22

—¿Has venido a agitar el pañuelo?

—Sí.

—Qué detalle…

—¿Cuántas somos?

—¿Cuántas qué?

—¿Cuántas chicas hemos venido a agitar el pañuelo y a llenarte la cara de marcas de carmín?

—Pues ya ves…

—¡¿Sólo yo?!

—Pues sí… —dijo Franck con una mueca—. Son malos tiempos… Menos mal que a las inglesas les va la marcha… ¡Por lo menos eso me han dicho!

—¿Les vas a enseñar el French kiss?

—Entre otras cosas… ¿Me acompañas hasta el andén?

—Sí.

Consultó el reloj de la estación:

—Bueno. Sólo te quedan cinco minutos para pronunciar una frase de cinco palabras, es factible, ¿no? Venga —suplicaba en broma—, si cinco son demasiadas, me conformo con tres… Pero las adecuadas, ¿eh? ¡Mierda! No he validado el billete… Bueno, ¿y bien?

Silencio.

—Bueno, qué se le va a hacer… Seguiré siendo un sapo…

Se volvió a colgar el bolsón del hombro y le dio la espalda.

Corrió para alcanzar al revisor.

Camille lo vio recuperar el billete y agitar el brazo en un gesto de despedida…

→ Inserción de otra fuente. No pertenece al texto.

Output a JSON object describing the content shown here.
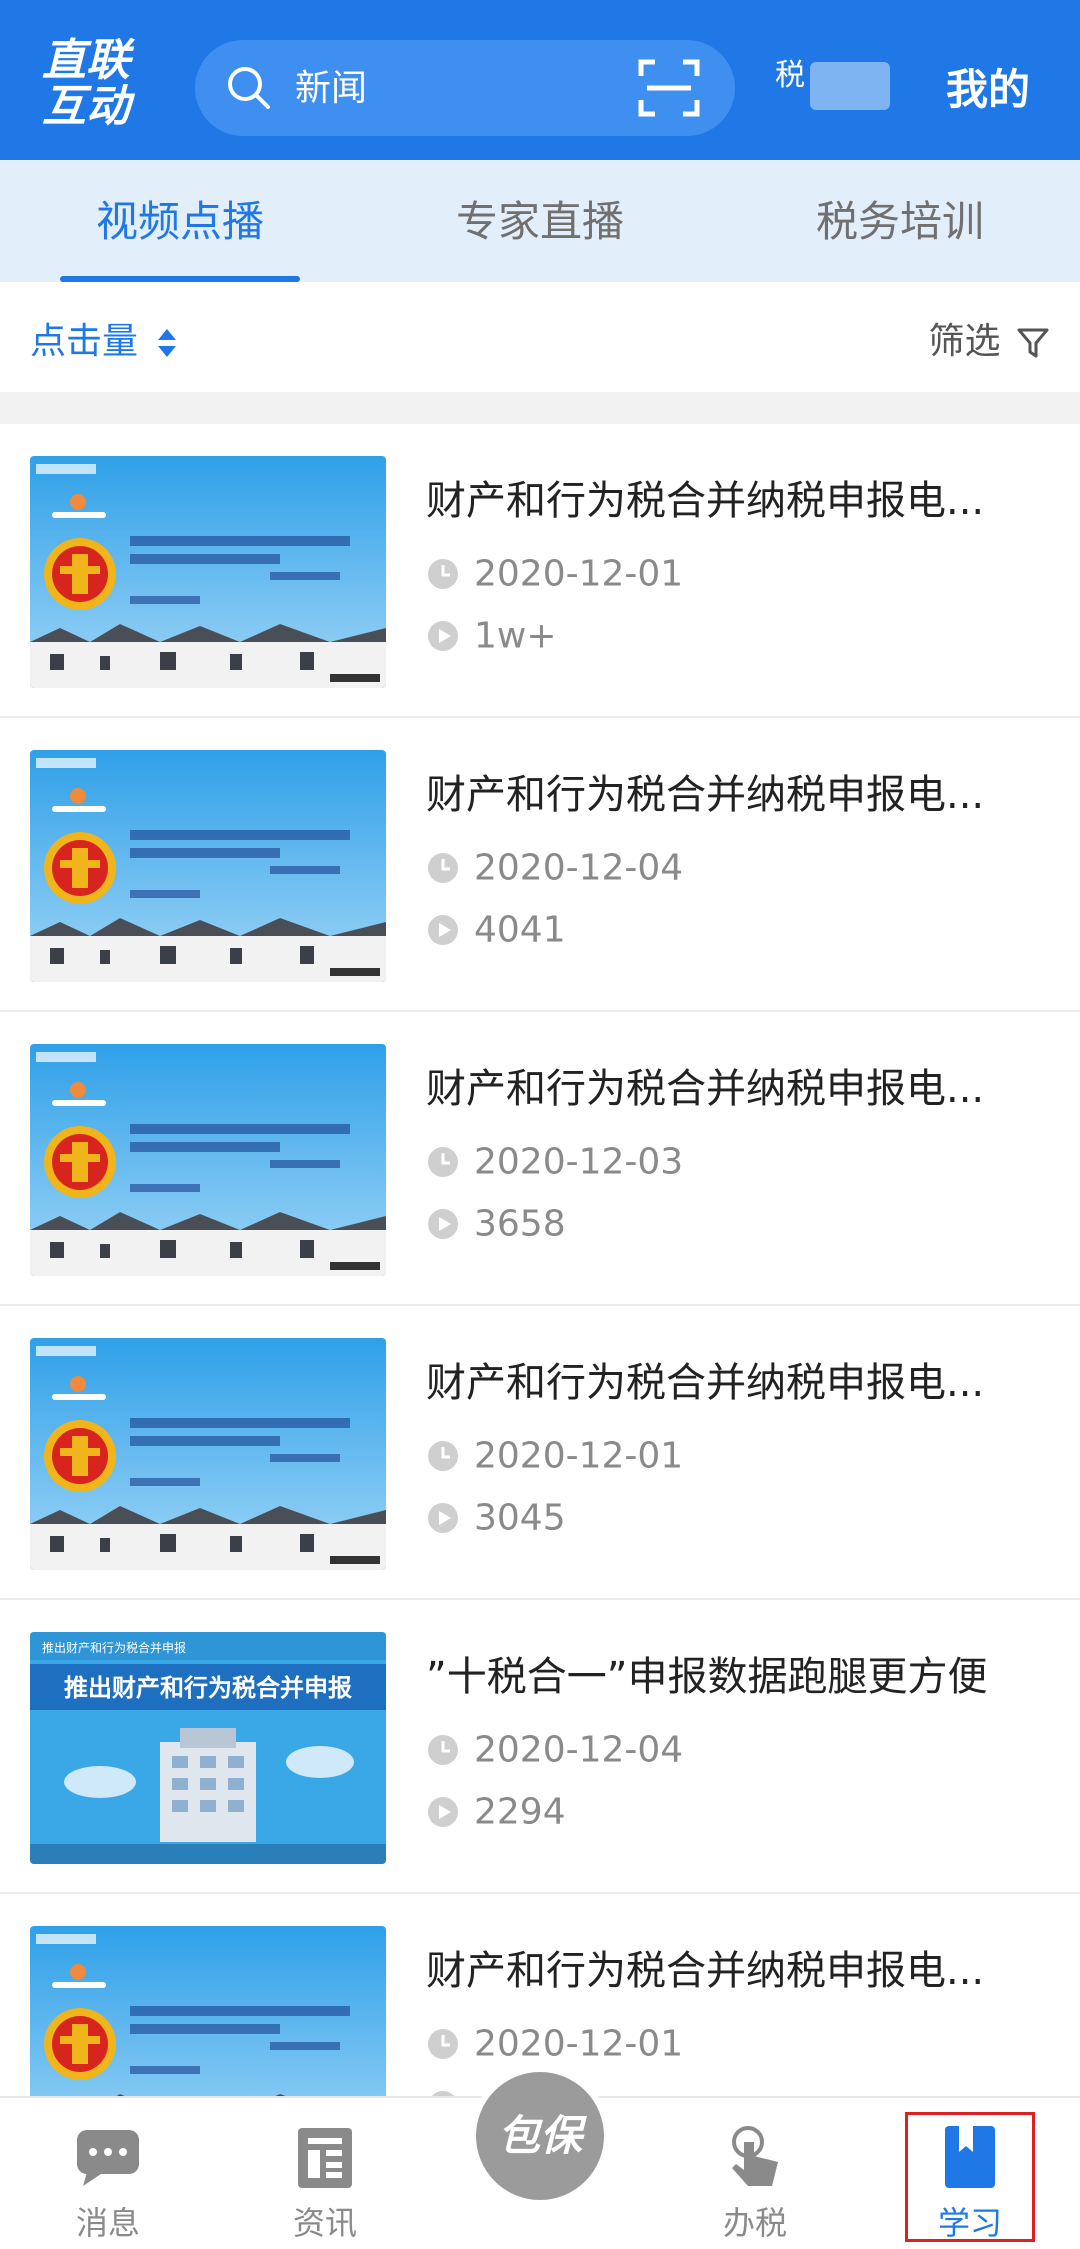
{
  "header": {
    "logo": "直联互动",
    "search_text": "新闻",
    "region_char": "税",
    "mine_label": "我的",
    "accent": "#1f78e6"
  },
  "tabs": [
    {
      "label": "视频点播",
      "active": true
    },
    {
      "label": "专家直播",
      "active": false
    },
    {
      "label": "税务培训",
      "active": false
    }
  ],
  "sort": {
    "label": "点击量",
    "icon": "sort-arrows-icon"
  },
  "filter": {
    "label": "筛选",
    "icon": "filter-funnel-icon"
  },
  "videos": [
    {
      "title": "财产和行为税合并纳税申报电...",
      "date": "2020-12-01",
      "views": "1w+",
      "thumb": "tax-emblem"
    },
    {
      "title": "财产和行为税合并纳税申报电...",
      "date": "2020-12-04",
      "views": "4041",
      "thumb": "tax-emblem"
    },
    {
      "title": "财产和行为税合并纳税申报电...",
      "date": "2020-12-03",
      "views": "3658",
      "thumb": "tax-emblem"
    },
    {
      "title": "财产和行为税合并纳税申报电...",
      "date": "2020-12-01",
      "views": "3045",
      "thumb": "tax-emblem"
    },
    {
      "title": "”十税合一”申报数据跑腿更方便",
      "date": "2020-12-04",
      "views": "2294",
      "thumb": "building",
      "thumb_caption": "推出财产和行为税合并申报"
    },
    {
      "title": "财产和行为税合并纳税申报电...",
      "date": "2020-12-01",
      "views": "",
      "thumb": "tax-emblem"
    }
  ],
  "navbar": {
    "items": [
      {
        "label": "消息",
        "icon": "chat-bubble-icon",
        "active": false
      },
      {
        "label": "资讯",
        "icon": "news-icon",
        "active": false
      },
      {
        "label": "办税",
        "icon": "hand-tap-icon",
        "active": false
      },
      {
        "label": "学习",
        "icon": "bookmark-book-icon",
        "active": true
      }
    ],
    "center_label": "包保"
  }
}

Y el Eurostar se le escapó…

Y se puso a llorar, la muy tontorrona.

Y ya no se veía más que un puntito gris a lo lejos…

Sonó su móvil.

—Soy yo.

—Ya lo sé, se ve en la pantalla…

—Estoy seguro de que estás en plena escena súper romántica… Estoy seguro de que estás sola en el andén, como en una película, llorando por tu amor perdido, entre una nube de humo blanco…

Camille lloraba y sonreía.

—Pa… para nada —consiguió articular—. Justo estaba saliendo de la estación…

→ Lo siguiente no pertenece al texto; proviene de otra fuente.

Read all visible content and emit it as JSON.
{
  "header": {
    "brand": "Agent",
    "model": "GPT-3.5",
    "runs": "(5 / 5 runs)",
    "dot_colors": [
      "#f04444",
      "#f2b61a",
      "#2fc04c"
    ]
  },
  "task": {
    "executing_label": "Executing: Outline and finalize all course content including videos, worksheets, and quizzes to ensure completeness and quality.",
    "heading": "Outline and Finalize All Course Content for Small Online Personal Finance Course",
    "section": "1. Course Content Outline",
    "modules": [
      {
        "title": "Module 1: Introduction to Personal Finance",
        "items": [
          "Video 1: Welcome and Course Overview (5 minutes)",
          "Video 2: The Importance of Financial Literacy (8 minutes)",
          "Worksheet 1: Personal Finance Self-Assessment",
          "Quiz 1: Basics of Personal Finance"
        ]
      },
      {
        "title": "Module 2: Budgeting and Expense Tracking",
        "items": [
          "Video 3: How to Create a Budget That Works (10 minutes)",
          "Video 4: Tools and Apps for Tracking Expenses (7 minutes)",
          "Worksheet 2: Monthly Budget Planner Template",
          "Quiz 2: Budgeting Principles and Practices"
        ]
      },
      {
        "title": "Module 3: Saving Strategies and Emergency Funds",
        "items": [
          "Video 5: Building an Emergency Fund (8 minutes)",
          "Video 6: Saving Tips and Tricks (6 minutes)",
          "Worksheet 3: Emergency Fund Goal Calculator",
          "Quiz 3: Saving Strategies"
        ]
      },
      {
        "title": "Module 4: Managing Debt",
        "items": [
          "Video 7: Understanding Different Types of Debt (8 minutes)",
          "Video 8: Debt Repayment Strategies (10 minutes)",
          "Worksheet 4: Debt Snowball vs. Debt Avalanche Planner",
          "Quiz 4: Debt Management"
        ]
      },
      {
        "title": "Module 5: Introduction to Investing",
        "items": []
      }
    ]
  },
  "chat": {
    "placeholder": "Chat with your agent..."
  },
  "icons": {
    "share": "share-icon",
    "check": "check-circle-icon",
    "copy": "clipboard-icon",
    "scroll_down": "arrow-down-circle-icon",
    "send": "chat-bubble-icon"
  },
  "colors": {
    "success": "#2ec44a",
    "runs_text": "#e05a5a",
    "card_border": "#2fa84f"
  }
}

«Mentirosa», dijo una voz a su espalda.

Camille cayó entre sus brazos y lo apretó fuerte fuerte fuerte fuerte.

Hasta que la piel reventó.

Lloraba.

Se abandonaba, se limpiaba la nariz en su camisa, seguía llorando, evacuaba veintisiete años de soledad, de tristeza, de golpes dolorosos, lloraba las caricias que nunca había recibido, la locura de su madre, los bomberos de rodillas sobre la moqueta, la distracción de su padre, la mala vida, los años sin tregua, nunca, el frío, el placer del hambre, los malos pasos, las traiciones que se había impuesto, y siempre ese vértigo, ese vértigo al filo del abismo y del alcohol. Y las dudas, y su cuerpo que siempre se zafaba, y el sabor del éter, y el miedo de no estar nunca a la altura. Y también lloró a Paulette. La dulzura de Paulette pulverizada en cinco segundos y medio…

Franck la envolvió en su cazadora y apoyó la barbilla sobre su cabeza.

—Vamos… Vamos… —murmuraba bajito, sin saber si era vamos, llora, o vamos, no llores más.

Lo que ella quisiera.

Su pelo le hacía cosquillas, estaba todo lleno de mocos y era muy feliz.

Muy feliz.

Sonreía. Por primera vez en su vida, estaba en el lugar adecuado, en el momento oportuno.

Frotaba su barbilla contra la cabeza de Camille.

—Vamos, bonita… No te preocupes, lo vamos a conseguir… No lo haremos mejor que los demás, pero tampoco peor… Lo vamos a conseguir, te digo… Lo vamos a conseguir… Nosotros no tenemos nada que perder, puesto que no tenemos nada… Vamos… Ven.